Kentucky Route Zero

Ich habe den Hund Homer genannt. Ich hätte ihn auch Blue nennen können, aber für mich machte er mehr den Eindruck, eine Mischung aus griechischem Poet und amerikanischer Zeichentrickfigur zu sein. Homer ist ein dürrer, müder Köter und trägt einen Hut. Er begleitete mich durch den ersten von fünf Akten des Point’n’Click-Adventures Kentucky Route Zero.

Aus der Asche der 2013er IGF-Nominierungen emporgestiegen, präsentieren Entwickler Jake Elliott und Tamas Kemenczy ein visuelles wie inhaltliches Kleinod. Auf meinem alten Laptop schoben sich die Figuren zwar nur träge über den Bildschirm, aber das tat dem Spielerlebnis keinen Abbruch, denn so konnte ich die schwer in Worte zu fassenden Szenerien länger betrachten und in mich aufsaugen.

Als LKW-Fahrer Conway bin ich auf den Highways von Kentucky unterwegs. Zusammen mit meinem treuen Begleiter Homer strande ich an einer Tankstelle und Frage nach dem Weg. Der nette Tankwart will zunächst wissen, wie mein Hund heißt und dirigiert mich anschließend in guter alter Adventuremanier in den Keller, um den Strom einzuschalten, damit ich seinen Computer benutzen kann, in dem schließlich die gewünschte Routenbeschreibung abgespeichert ist. Mein Ziel ist Dogwood Drive und der einzige Weg dorthin führt über die geheimnisvolle Route Zero …

Mehr möchte ich nicht über die Geschichte verraten, denn hier liegt der Kern des gesamten Spiels verborgen. Ich könnte euch auch gar nicht viel mehr erzählen, weil ich nicht genau weiß, was all die rätselhaften Begegnungen und Ereignisse zu bedeuten haben.
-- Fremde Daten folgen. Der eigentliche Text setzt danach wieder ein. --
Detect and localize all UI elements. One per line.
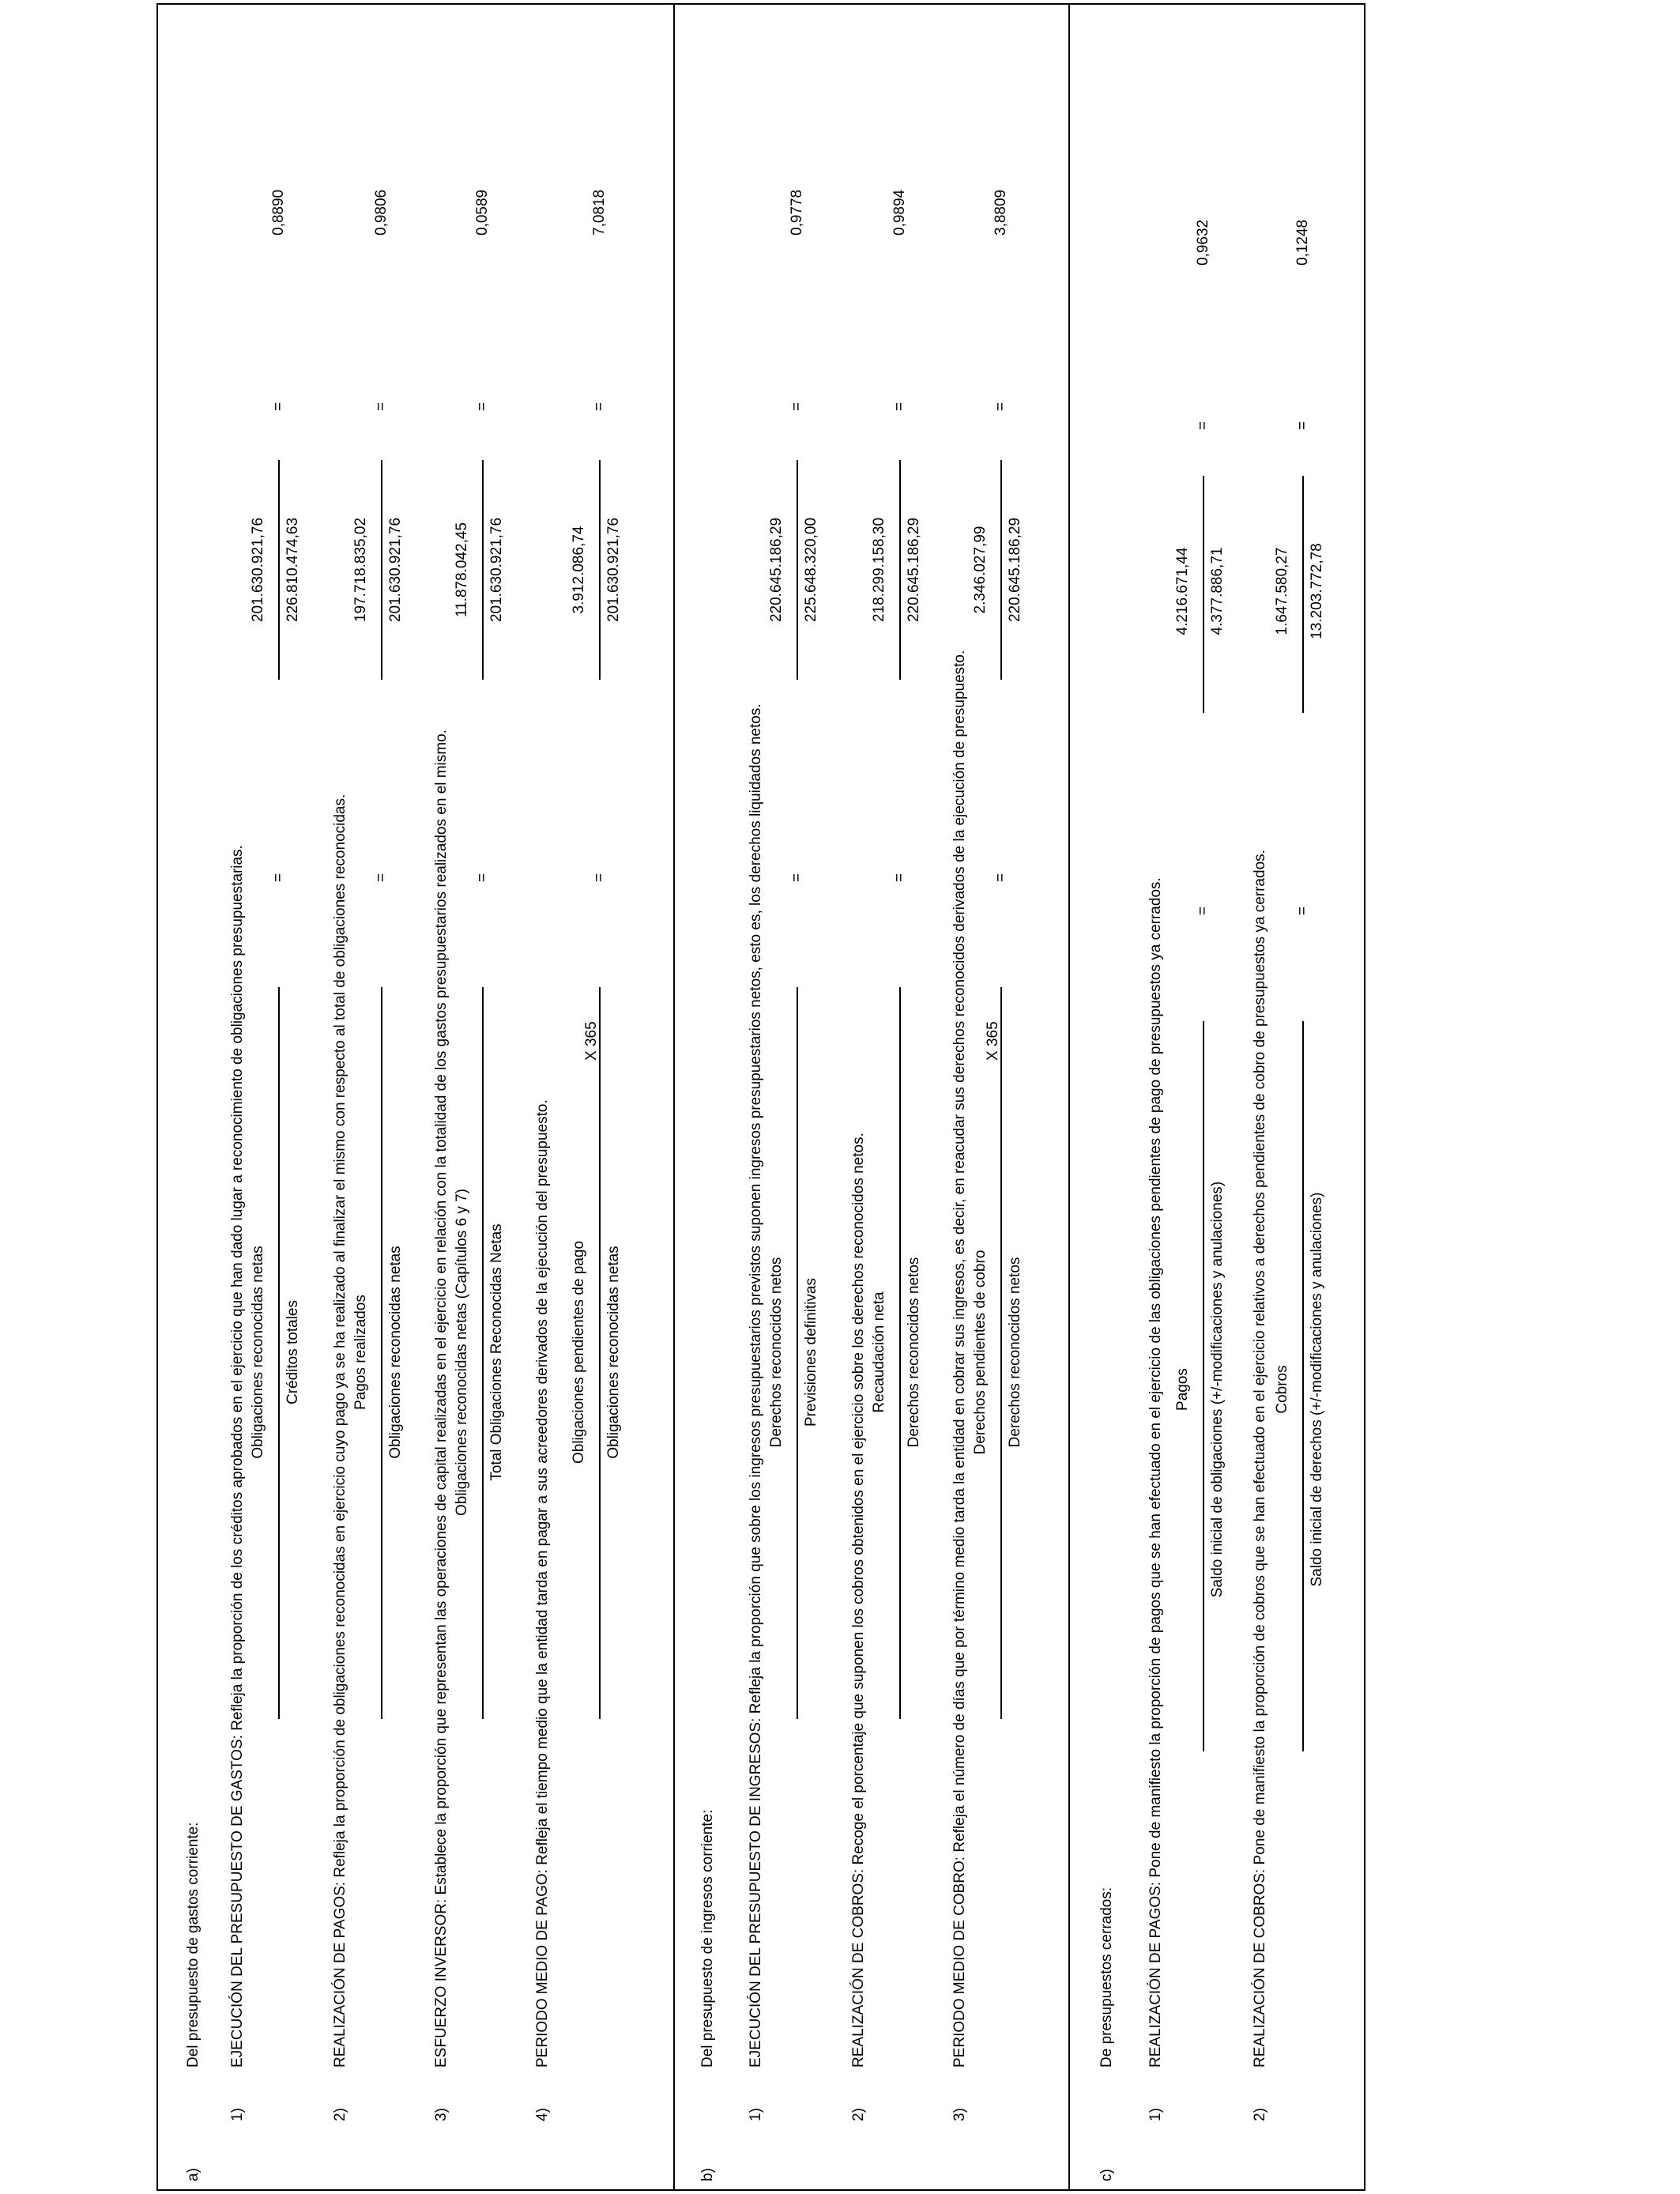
- item-a2-denominator-value: 201.630.921,76: [387, 517, 404, 623]
- section-b-letter: b): [699, 2168, 716, 2181]
- item-a1-heading: EJECUCIÓN DEL PRESUPUESTO DE GASTOS: Refleja la proporción de los créditos aprobados en el ejercicio que han dado lugar a reconocimiento de obligaciones presupuestarias.: [229, 845, 246, 2068]
- item-b2-numerator-value: 218.299.158,30: [871, 517, 887, 623]
- section-c-title: De presupuestos cerrados:: [1098, 1887, 1115, 2068]
- item-a3-equals-2: =: [474, 401, 491, 411]
- item-c1-numerator-label: Pagos: [1174, 1368, 1191, 1411]
- section-divider-ab: [673, 3, 675, 2191]
- item-a2-numerator-value: 197.718.835,02: [352, 517, 369, 623]
- item-a3-heading: ESFUERZO INVERSOR: Establece la proporción que representan las operaciones de capital realizadas en el ejercicio en relación con la totalidad de los gastos presupuestarios realizados en el mismo.: [433, 729, 450, 2068]
- item-b1-equals-2: =: [789, 401, 805, 411]
- item-b3-equals-2: =: [993, 401, 1009, 411]
- item-c1-value-line: [1203, 476, 1204, 713]
- item-b3-denominator-value: 220.645.186,29: [1007, 517, 1023, 623]
- item-c2-number: 2): [1252, 2108, 1268, 2121]
- item-c2-heading: REALIZACIÓN DE COBROS: Pone de manifiesto la proporción de cobros que se han efectuado en el ejercicio relativos a derechos pendientes de cobro de presupuestos ya cerrados.: [1252, 850, 1268, 2068]
- item-a1-value-line: [278, 460, 280, 680]
- item-a3-result: 0,0589: [474, 189, 491, 236]
- item-b1-number: 1): [748, 2108, 764, 2121]
- item-a1-numerator-label: Obligaciones reconocidas netas: [250, 1246, 266, 1459]
- item-b2-denominator-label: Derechos reconocidos netos: [906, 1257, 922, 1448]
- item-b3-result: 3,8809: [993, 189, 1009, 236]
- item-a4-denominator-label: Obligaciones reconocidas netas: [605, 1246, 622, 1459]
- item-c2-denominator-label: Saldo inicial de derechos (+/-modificaciones y anulaciones): [1309, 1192, 1325, 1587]
- item-c1-equals-2: =: [1195, 420, 1211, 430]
- item-a3-denominator-label: Total Obligaciones Reconocidas Netas: [488, 1223, 505, 1481]
- item-b2-equals-1: =: [891, 873, 908, 882]
- section-a-title: Del presupuesto de gastos corriente:: [185, 1822, 202, 2068]
- item-a1-equals-1: =: [270, 873, 287, 882]
- item-c1-equals-1: =: [1195, 906, 1211, 915]
- item-a2-equals-1: =: [373, 873, 390, 882]
- item-c2-denominator-value: 13.203.772,78: [1309, 543, 1325, 639]
- item-a2-value-line: [381, 460, 382, 680]
- item-b2-fraction-line: [899, 987, 901, 1719]
- item-a1-equals-2: =: [270, 401, 287, 411]
- item-a4-equals-1: =: [591, 873, 608, 882]
- item-a1-numerator-value: 201.630.921,76: [250, 517, 266, 623]
- item-a4-value-line: [599, 460, 601, 680]
- item-b2-value-line: [899, 460, 901, 680]
- item-a3-equals-1: =: [474, 873, 491, 882]
- item-a2-fraction-line: [381, 987, 382, 1719]
- item-b2-result: 0,9894: [891, 189, 908, 236]
- item-b3-value-line: [1000, 460, 1002, 680]
- item-a3-number: 3): [433, 2108, 450, 2121]
- item-b2-equals-2: =: [891, 401, 908, 411]
- item-b3-numerator-label: Derechos pendientes de cobro: [972, 1250, 989, 1455]
- item-c1-denominator-value: 4.377.886,71: [1209, 547, 1226, 635]
- item-c2-numerator-value: 1.647.580,27: [1274, 547, 1290, 635]
- item-a4-number: 4): [534, 2108, 551, 2121]
- item-a3-value-line: [482, 460, 484, 680]
- item-c2-result: 0,1248: [1294, 219, 1311, 266]
- item-b1-fraction-line: [797, 987, 798, 1719]
- item-b3-multiplier: X 365: [985, 1021, 1001, 1061]
- item-a3-numerator-label: Obligaciones reconocidas netas (Capítulos 6 y 7): [454, 1188, 470, 1517]
- item-a3-denominator-value: 201.630.921,76: [488, 517, 505, 623]
- item-c2-equals-1: =: [1294, 906, 1311, 915]
- item-b1-result: 0,9778: [789, 189, 805, 236]
- item-a2-numerator-label: Pagos realizados: [352, 1295, 369, 1410]
- item-b2-denominator-value: 220.645.186,29: [906, 517, 922, 623]
- item-a4-numerator-label: Obligaciones pendientes de pago: [571, 1240, 587, 1465]
- item-a1-result: 0,8890: [270, 189, 287, 236]
- item-c1-result: 0,9632: [1195, 219, 1211, 266]
- section-divider-bc: [1068, 3, 1070, 2191]
- item-b2-number: 2): [850, 2108, 867, 2121]
- item-c2-numerator-label: Cobros: [1274, 1365, 1290, 1414]
- section-b-title: Del presupuesto de ingresos corriente:: [699, 1809, 716, 2068]
- item-b1-equals-1: =: [789, 873, 805, 882]
- item-a4-result: 7,0818: [591, 189, 608, 236]
- item-a4-denominator-value: 201.630.921,76: [605, 517, 622, 623]
- item-a1-denominator-value: 226.810.474,63: [284, 517, 301, 623]
- item-c1-number: 1): [1147, 2108, 1164, 2121]
- item-a3-numerator-value: 11.878.042,45: [454, 522, 470, 618]
- item-b1-denominator-value: 225.648.320,00: [803, 517, 819, 623]
- item-c2-value-line: [1302, 476, 1304, 713]
- item-a4-multiplier: X 365: [583, 1021, 600, 1061]
- item-c1-numerator-value: 4.216.671,44: [1174, 547, 1191, 635]
- item-c2-fraction-line: [1302, 1021, 1304, 1751]
- item-a4-equals-2: =: [591, 401, 608, 411]
- item-a2-result: 0,9806: [373, 189, 390, 236]
- item-b3-numerator-value: 2.346.027,99: [972, 526, 989, 614]
- item-a2-heading: REALIZACIÓN DE PAGOS: Refleja la proporción de obligaciones reconocidas en ejercicio cuyo pago ya se ha realizado al finalizar el mismo con respecto al total de obligaciones reconocidas.: [332, 794, 348, 2068]
- item-b1-heading: EJECUCIÓN DEL PRESUPUESTO DE INGRESOS: Refleja la proporción que sobre los ingresos presupuestarios previstos suponen ingresos presupuestarios netos, esto es, los derechos liquidados netos.: [748, 703, 764, 2068]
- item-b3-number: 3): [951, 2108, 968, 2121]
- item-a3-fraction-line: [482, 987, 484, 1719]
- section-c-letter: c): [1098, 2169, 1115, 2181]
- section-a-letter: a): [185, 2168, 202, 2181]
- item-b1-numerator-label: Derechos reconocidos netos: [768, 1257, 785, 1448]
- item-a4-fraction-line: [599, 987, 601, 1719]
- item-b3-heading: PERIODO MEDIO DE COBRO: Refleja el número de días que por término medio tarda la entidad en cobrar sus ingresos, es decir, en reacudar sus derechos reconocidos derivados de la ejecución de presupuesto.: [951, 650, 968, 2068]
- item-b2-heading: REALIZACIÓN DE COBROS: Recoge el porcentaje que suponen los cobros obtenidos en el ejercicio sobre los derechos reconocidos netos.: [850, 1133, 867, 2068]
- item-b3-fraction-line: [1000, 987, 1002, 1719]
- item-b1-value-line: [797, 460, 798, 680]
- item-c1-heading: REALIZACIÓN DE PAGOS: Pone de manifiesto la proporción de pagos que se han efectuado en el ejercicio de las obligaciones pendientes de pago de presupuestos ya cerrados.: [1147, 877, 1164, 2068]
- item-a2-equals-2: =: [373, 401, 390, 411]
- item-b1-denominator-label: Previsiones definitivas: [803, 1278, 819, 1427]
- item-a4-heading: PERIODO MEDIO DE PAGO: Refleja el tiempo medio que la entidad tarda en pagar a sus acreedores derivados de la ejecución del presupuesto.: [534, 1099, 551, 2068]
- item-b2-numerator-label: Recaudación neta: [871, 1291, 887, 1413]
- item-a1-number: 1): [229, 2108, 246, 2121]
- item-b1-numerator-value: 220.645.186,29: [768, 517, 785, 623]
- item-a4-numerator-value: 3.912.086,74: [571, 526, 587, 614]
- item-c2-equals-2: =: [1294, 420, 1311, 430]
- item-b3-equals-1: =: [993, 873, 1009, 882]
- item-a1-denominator-label: Créditos totales: [284, 1299, 301, 1405]
- item-a1-fraction-line: [278, 987, 280, 1719]
- item-b3-denominator-label: Derechos reconocidos netos: [1007, 1257, 1023, 1448]
- item-a2-denominator-label: Obligaciones reconocidas netas: [387, 1246, 404, 1459]
- item-c1-fraction-line: [1203, 1021, 1204, 1751]
- item-c1-denominator-label: Saldo inicial de obligaciones (+/-modificaciones y anulaciones): [1209, 1181, 1226, 1598]
- item-a2-number: 2): [332, 2108, 348, 2121]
Als erster Akt einer fünfteiligen Serie werden nur Fragen aufgeworfen und keine davon beantwortet. Ist das Erlebte real? Warum schieben zwei Männer ein Propellerflugzeug über die Landstraße und wieso verschwinden Figuren gerne mal von einem Moment auf den anderen? Eins ist aber verdammt sicher: Meine Neugierde ist geweckt.

Stellt euch vor, David Lynch würde an einem seiner ruhigen Tage ein Adventuregame entwerfen — und ihr wisst ungefähr, mit welcher Atmosphäre Kentucky Route Zero aufwartet. Neben einer minimalistischen, aber sehr effektiven Musikuntermalung sticht natürlich die Optik besonders hervor. Ohne sie wäre das Spiel nur halb so interessant. Auch hier ist die Devise: weniger ist mehr und dieses Mehr ist an vielen Stellen atemberaubend. Klare Linien, große einfarbige Flächen und wenige Lichtquellen an der richtigen Stelle zaubern ein dichtes Panorama auf den Bildschirm. Dazu noch einige kreative Übergänge von Szenenbild zu Szenenbild und der Indie-Feingeist in mir jubelt jauchzend auf.

Die Entwicklung von Kentucky Route Zero wurde durch eine erfolgreiche Kickstarter-Kampagne initiiert, welche moderate $8.500 einbrachte. Nach einem angepeilten Veröffentlichungstermin im Herbst 2011 erschien der erste Akt mit leichter Verspätung Anfang 2013. Die weiteren Teile sollen in einem Abstand von je zwei bis drei Monaten folgen. Ich sehne ihnen in fiebriger Erwartung entgegen.